Book by Ralph Fletcher

Hello, Harvest Moon is a children's book written by Ralph Fletcher and illustrated by Kate Kiesler. It was first published in 2003 by Clarion Books.

==Plot summary==
The Moon rises and shines through a girl's bedroom window. It then shines on a silent street, corn and wheat fields, and autumn trees. A young girl and her cat play a game by its light, a pilot flies a plane using its light. The Moon sets in the daylight as the young girl and her cat say goodnight.

==Reception==
Shawn Brommer in his review for School Library Journal said "Fletcher's poetic prose makes use of gentle tempo and internal rhyme. Imaginative metaphors add to the text; as the Moon sets, it sprinkles "silver coins like a careless millionaire." Careful use of second-person narrative draws readers into the text. Kiesler's luminous oil paintings portray the luscious Moon glow, and a refrained use of brush stroke captures the mystery of nighttime when the familiar world becomes exotic, dazzling, and alive with nocturnal life. Warm hues evoke homey, autumn scenes." Terry Day in her review for Library Media Connection described it as a beautifully written and illustrated book. Publishers Weekly said that "Fletcher's lyrical, child-friendly images will linger in readers' minds.
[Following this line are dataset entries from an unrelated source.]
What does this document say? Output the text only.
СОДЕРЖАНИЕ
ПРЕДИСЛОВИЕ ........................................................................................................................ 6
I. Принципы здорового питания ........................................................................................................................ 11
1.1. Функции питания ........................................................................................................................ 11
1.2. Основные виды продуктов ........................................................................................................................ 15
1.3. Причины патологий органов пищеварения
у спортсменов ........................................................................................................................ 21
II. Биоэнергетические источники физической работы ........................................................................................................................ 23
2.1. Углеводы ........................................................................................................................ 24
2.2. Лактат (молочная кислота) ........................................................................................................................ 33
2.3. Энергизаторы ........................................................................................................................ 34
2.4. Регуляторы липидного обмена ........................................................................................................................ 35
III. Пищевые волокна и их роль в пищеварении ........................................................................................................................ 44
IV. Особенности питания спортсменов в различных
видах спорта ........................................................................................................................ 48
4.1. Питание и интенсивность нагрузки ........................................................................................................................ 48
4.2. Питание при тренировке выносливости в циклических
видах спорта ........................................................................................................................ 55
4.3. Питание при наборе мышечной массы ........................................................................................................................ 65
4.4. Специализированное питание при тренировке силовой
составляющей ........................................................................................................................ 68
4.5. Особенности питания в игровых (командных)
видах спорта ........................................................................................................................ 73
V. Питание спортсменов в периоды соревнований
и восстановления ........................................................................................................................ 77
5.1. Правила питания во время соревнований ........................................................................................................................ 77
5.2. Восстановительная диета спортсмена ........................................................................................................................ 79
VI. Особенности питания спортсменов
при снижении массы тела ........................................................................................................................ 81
With a gentle nod to Margaret Wise Brown, the child's morning is the moon's setting Ca sleepy head winking/ falling/slow motion/ onto its pillow"), and the book ends appropriately with the girl bidding, "Good night, harvest moon."" Kirkus Reviews said "Fletcher tracks that moon's nocturnal path in language rich in metaphor: "With silent slippers / it climbs the night stairs," "staining earth and sky with a ghostly glow," lighting up a child's bedroom, the wings of a small plane, moonflowers, and, ranging further afield, harbor waves and the shells of turtle hatchlings on a beach. Using creamy brushwork and subtly muted colors, Kiesler depicts each landscape, each night creature from Luna moths to a sleepless child and her cat, as well as the great moon sweeping across star-flecked skies, from varied but never vertiginous angles."